Thursday, 19 May 2011

20/05/2011 Friday

This is not the beginning of my life, and I’ve tried to keep a joural before, for no apparent reason maybe to look back on my life, learn from mistakes. My minds a broken computer which doesn’t store any great information at all, it should be under repair but instead I choose to keep frying it until one day it’ll probably be not only be no use, but looks like a god awful mess as well.

Today was a new friends wedding, Tracy. She was once a beauty queen but as life tested her gift, she soon turned into a prostitute , but also raised children. Unlike the glamour of what the media potray’s to be quiet a glamourous lifestyle, this prozzy had no particular worries about what people thought of her at all. Tracy use to be a heroin addict but now she’s on that methadone stuff, good on her, even though I gave her a hit of it last night… We’re both on the same anti-depressants Mirtazpine, which knock you the fuck out. Anyway her wedding was today, I didn’t see the service because only 10 witnesses or in my eyes- victims were allowed in the registering rooms, didn’t bother me too much as I went to meet a dealer who dealed me 2 lots of dark and 1 lots of white, the night before I’d already smoked a good £40 to myself, watched a film called Gia which scared the shit out of me, but it was really good. 

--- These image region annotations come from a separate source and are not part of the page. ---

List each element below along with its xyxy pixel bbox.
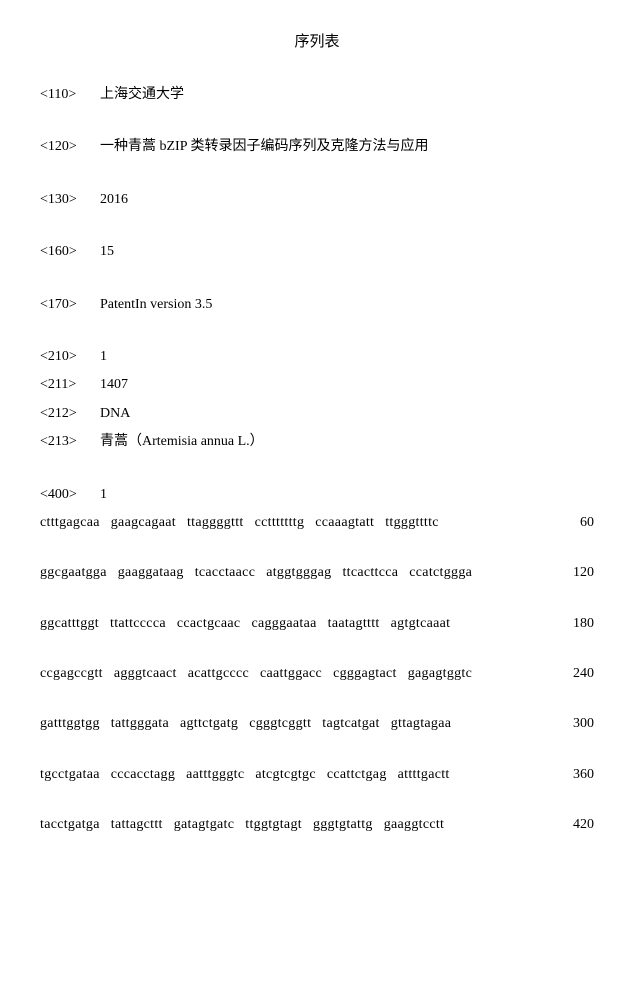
sequence-row: ggcatttggt ttattcccca ccactgcaac cagggaataa…	[40, 613, 594, 635]
sequence-block: tcacctaacc	[195, 562, 256, 584]
sequence-block: attttgactt	[398, 764, 450, 786]
sequence-block: taatagtttt	[328, 613, 380, 635]
entry-tag: <160>	[40, 241, 100, 263]
sequence-block: cctttttttg	[255, 512, 305, 534]
entry-value: 1407	[100, 374, 128, 396]
entry-tag: <211>	[40, 374, 100, 396]
sequence-block: gttagtagaa	[391, 713, 452, 735]
metadata-entry: <110>上海交通大学	[40, 84, 594, 106]
sequence-block: cccacctagg	[111, 764, 175, 786]
metadata-entry: <211>1407	[40, 374, 594, 396]
sequence-block: tgcctgataa	[40, 764, 100, 786]
sequence-block: ttggtgtagt	[245, 814, 302, 836]
entry-value: 1	[100, 346, 107, 368]
sequence-block: aatttgggtc	[186, 764, 244, 786]
entry-value: PatentIn version 3.5	[100, 294, 212, 316]
entry-value: 上海交通大学	[100, 84, 184, 106]
sequence-block: agggtcaact	[114, 663, 177, 685]
sequence-position: 420	[554, 814, 594, 836]
metadata-entry: <170>PatentIn version 3.5	[40, 294, 594, 316]
entry-value: DNA	[100, 403, 130, 425]
entry-tag: <120>	[40, 136, 100, 158]
sequence-block: cgggtcggtt	[249, 713, 311, 735]
sequence-position: 60	[554, 512, 594, 534]
sequence-block: ccaaagtatt	[315, 512, 374, 534]
entry-tag: <400>	[40, 484, 100, 506]
sequence-blocks: tacctgatga tattagcttt gatagtgatc ttggtgtagt…	[40, 814, 444, 836]
metadata-entries: <110>上海交通大学 <120>一种青蒿 bZIP 类转录因子编码序列及克隆方法…	[40, 84, 594, 506]
sequence-position: 240	[554, 663, 594, 685]
sequence-block: tattgggata	[111, 713, 169, 735]
sequence-block: tacctgatga	[40, 814, 100, 836]
sequence-block: gaagcagaat	[111, 512, 176, 534]
metadata-entry: <210>1	[40, 346, 594, 368]
sequence-block: ctttgagcaa	[40, 512, 100, 534]
sequence-block: gatagtgatc	[174, 814, 235, 836]
sequence-block: ggcatttggt	[40, 613, 99, 635]
sequence-list-title: 序列表	[40, 30, 594, 54]
entry-tag: <110>	[40, 84, 100, 106]
sequence-block: gatttggtgg	[40, 713, 100, 735]
entry-value: 1	[100, 484, 107, 506]
entry-value: 一种青蒿 bZIP 类转录因子编码序列及克隆方法与应用	[100, 136, 428, 158]
sequence-block: cgggagtact	[333, 663, 397, 685]
sequence-blocks: ctttgagcaa gaagcagaat ttaggggttt cctttttttg…	[40, 512, 439, 534]
sequence-block: caattggacc	[260, 663, 322, 685]
sequence-block: acattgcccc	[188, 663, 249, 685]
metadata-entry: <130>2016	[40, 189, 594, 211]
sequence-block: agtgtcaaat	[391, 613, 451, 635]
sequence-row: tacctgatga tattagcttt gatagtgatc ttggtgtagt…	[40, 814, 594, 836]
sequence-block: gaaggataag	[118, 562, 184, 584]
sequence-position: 300	[554, 713, 594, 735]
sequence-position: 180	[554, 613, 594, 635]
sequence-block: ccgagccgtt	[40, 663, 103, 685]
metadata-entry: <212>DNA	[40, 403, 594, 425]
sequence-block: ggcgaatgga	[40, 562, 107, 584]
sequence-block: cagggaataa	[251, 613, 316, 635]
entry-tag: <170>	[40, 294, 100, 316]
entry-value: 15	[100, 241, 114, 263]
metadata-entry: <400>1	[40, 484, 594, 506]
sequence-block: ttaggggttt	[187, 512, 244, 534]
sequence-position: 360	[554, 764, 594, 786]
sequence-block: ccactgcaac	[177, 613, 241, 635]
entry-tag: <210>	[40, 346, 100, 368]
sequence-blocks: ccgagccgtt agggtcaact acattgcccc caattggacc…	[40, 663, 472, 685]
sequence-position: 120	[554, 562, 594, 584]
entry-tag: <130>	[40, 189, 100, 211]
sequence-block: agttctgatg	[180, 713, 238, 735]
sequence-block: atcgtcgtgc	[255, 764, 316, 786]
sequence-blocks: tgcctgataa cccacctagg aatttgggtc atcgtcgtgc…	[40, 764, 450, 786]
sequence-row: tgcctgataa cccacctagg aatttgggtc atcgtcgtgc…	[40, 764, 594, 786]
sequence-row: gatttggtgg tattgggata agttctgatg cgggtcggtt…	[40, 713, 594, 735]
sequence-blocks: ggcatttggt ttattcccca ccactgcaac cagggaataa…	[40, 613, 450, 635]
sequence-block: gggtgtattg	[313, 814, 373, 836]
sequence-block: ttgggttttc	[385, 512, 439, 534]
sequence-row: ggcgaatgga gaaggataag tcacctaacc atggtgggag…	[40, 562, 594, 584]
sequence-block: ccattctgag	[327, 764, 387, 786]
sequence-block: tattagcttt	[111, 814, 163, 836]
entry-value: 2016	[100, 189, 128, 211]
metadata-entry: <213>青蒿（Artemisia annua L.）	[40, 431, 594, 453]
sequence-row: ctttgagcaa gaagcagaat ttaggggttt cctttttttg…	[40, 512, 594, 534]
metadata-entry: <120>一种青蒿 bZIP 类转录因子编码序列及克隆方法与应用	[40, 136, 594, 158]
sequence-block: atggtgggag	[266, 562, 331, 584]
sequence-row: ccgagccgtt agggtcaact acattgcccc caattggacc…	[40, 663, 594, 685]
metadata-entry: <160>15	[40, 241, 594, 263]
sequence-block: ttcacttcca	[342, 562, 398, 584]
sequence-rows: ctttgagcaa gaagcagaat ttaggggttt cctttttttg…	[40, 512, 594, 837]
sequence-block: tagtcatgat	[322, 713, 379, 735]
sequence-block: gagagtggtc	[408, 663, 472, 685]
entry-value: 青蒿（Artemisia annua L.）	[100, 431, 264, 453]
sequence-block: ccatctggga	[409, 562, 472, 584]
sequence-blocks: gatttggtgg tattgggata agttctgatg cgggtcggtt…	[40, 713, 451, 735]
sequence-blocks: ggcgaatgga gaaggataag tcacctaacc atggtgggag…	[40, 562, 472, 584]
sequence-block: gaaggtcctt	[384, 814, 445, 836]
sequence-block: ttattcccca	[110, 613, 166, 635]
entry-tag: <213>	[40, 431, 100, 453]
entry-tag: <212>	[40, 403, 100, 425]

I'm sitting here and i feel like a want to scratch my skin off, its so ichy! but this is just one of the many side effects of heroin. My room is full of art materials, paint on the walls, posters, old dolls, ripped clothing, really messy, but even before all of this i was always a messy person. I will clean it tomorrow though it needs to be done, like the insides of my body need to be cleaned, but when your rushing around leading two different lifestyles its quiet hard to keep on top of yourself, even though i am a very selfish person. Or am i? I'm not sure i don't really like justifying myself for the sake of others, so i guess one word to describe me is pretty selfish. 

Rolling a fag, really need to stop think i should have learnt by now that smoking will fucking kill you, dad had is heart attack because of it, that should be enough for me to open my eyes and really pierce the situation with my stare, but no, still smoking, still making a mess on my loved stained sheets spilling tabacco all over them. argh fucking INCHING MY THIGHS! its so irritating. 

Well i've been going to this thing called AA, it makes you stop drinking, but i had 1 drink today, i'm not annoyed at myself i was in a very awkward sociable situation so i forced myself to drink it for the happiness of others, you see, i am selfish but i also care a hell of a lot about people. So much, i love people but i fucking hate them too. My feelings are amplified, they scream and laugh, cry and kiss, rip and heal all up inside of me, one constant riot that never ends. 

Was really nice earlier, 4 gays sat in a field looking at blue skies all wearing tailored suits smoking crack and heroin together laughing together, hugging in none sexual ways, just hugging each other for the sake of hugging and feeling loved by a true friend. Didn't feel so much loved earlier when we had to hide under a car park of a venue in the cold, only three of us, two of us were arguing over drugs, because i don't drink anymore, the arguing has stopped so i just sat inhaled the dragon, titled my head against the pavement and shut my eyes until they stopped bicking over a lighter which we used to spark up the drug. 
Under a headlight we sat, the shadows looked as though they stood for miles beyond my eye from the angle my head was laid at, i felt warm, but tingly, i felt weak but mentally strong, the screaming noises around me just sank into the city air where i could no longer hear them.

I feel really drained now after causing a riot at a station, running around drug dealers etc...
Time for a nice cup of sweet tea, maybe some chocolate and a good film to watch. Let the chaos begin again tomorrow. 

I have no more stuff left and i can't do anymore till next week. I can't let myself become an addict again. That wouldn't be cool, but then again, whats life actually worth? why not enjoy it? am i enjoying it? Living it to the max? Whats the point in a roller coaster when you can drink so much you get a funny feeling in your stomach, whats the point in falling in love when you can feel a better kick off of a pill? Whats the point in having a support of a friend when you can have heroin to take you into a golden happy light? "because its not real!!??" No. Because it is real. Because you feel it, and drugs and booze won't let you down.  

Anyways i've just taken my medication so my eyes are feeling dry, best go to sleep.